As simple as it sounds, blocking time on your work calendar does help. During that time, turn off your notifications and close out your email. Stay focused on the job at-hand and don't get distracted by what's not yet perfect or understood. No matter how big the job, innovation always starts with taking a first step.
3. Limit the scope of your work
If you're lucky enough to work as part of an innovative team, there will be an abundance of opportunities to add to the workload. Scope creep is real, and it will bury your attempts to innovate if you let it. As you head into new waters, remember your original purpose and don't take on too much.
4. Avoid mental roadblocks
Innovation is hard. Even the most inspired people can shrink before the challenge of change. Whether size of the work, the complexity of the problem, or regular old self doubt, innovators aren't immune to mental roadblocks.
A measure of self-awareness and critical thought is actually good. It helps prove out the concepts in private, reducing the risk of public errors later on. But when the thoughts turn from critical questions to criticism, it's time to check your head.

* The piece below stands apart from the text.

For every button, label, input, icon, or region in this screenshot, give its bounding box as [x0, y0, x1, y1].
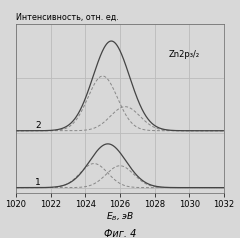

Review your original charter and remind yourself of what set you on the path. Often, success comes only after the work gets hardest.
5. Ask all the right questions
That healthy self-awareness we just mentioned? Here it is. Don't wait for the partners to poke holes in your work. If you're changing an existing practice or process, consider who else is involved in the old way of doing things. Are their needs being considered? What are the core elements that can't be lost as you move forward?
Perhaps one of the most important questions is how you will know if your innovation is working? For simple changes, like automating your firm's deposition scheduling process, success is probably subjective. Are the depositions still running smoothly? Do the lawyers and paralegals involved like the new process and are they adopting it regularly?
6. Have a roll-out plan
Innovation is incompatible with isolation. No matter the scale of your change, someone is going to take notice. Law firms need to be considerate and purposeful when establishing new norms. Just how considerate (or cautious) will depend on many factors: firm size, business risk, cost, and scalability are just a few. Absent from that list, and possibly most important of all, are the people at your firm.
As you go public with your plan, identify who needs to be trained, who needs to be aware, and who needs to be a cheerleader. Consider also how long the transition will take, and whether you'll have time for revisions and iteration. After your launch rounds the first few turns, schedule a review session with key stakeholders to discuss what's working, and what still needs work. Whether you find yourself back at the drawing board or standing in the board room, it's all just part of the process.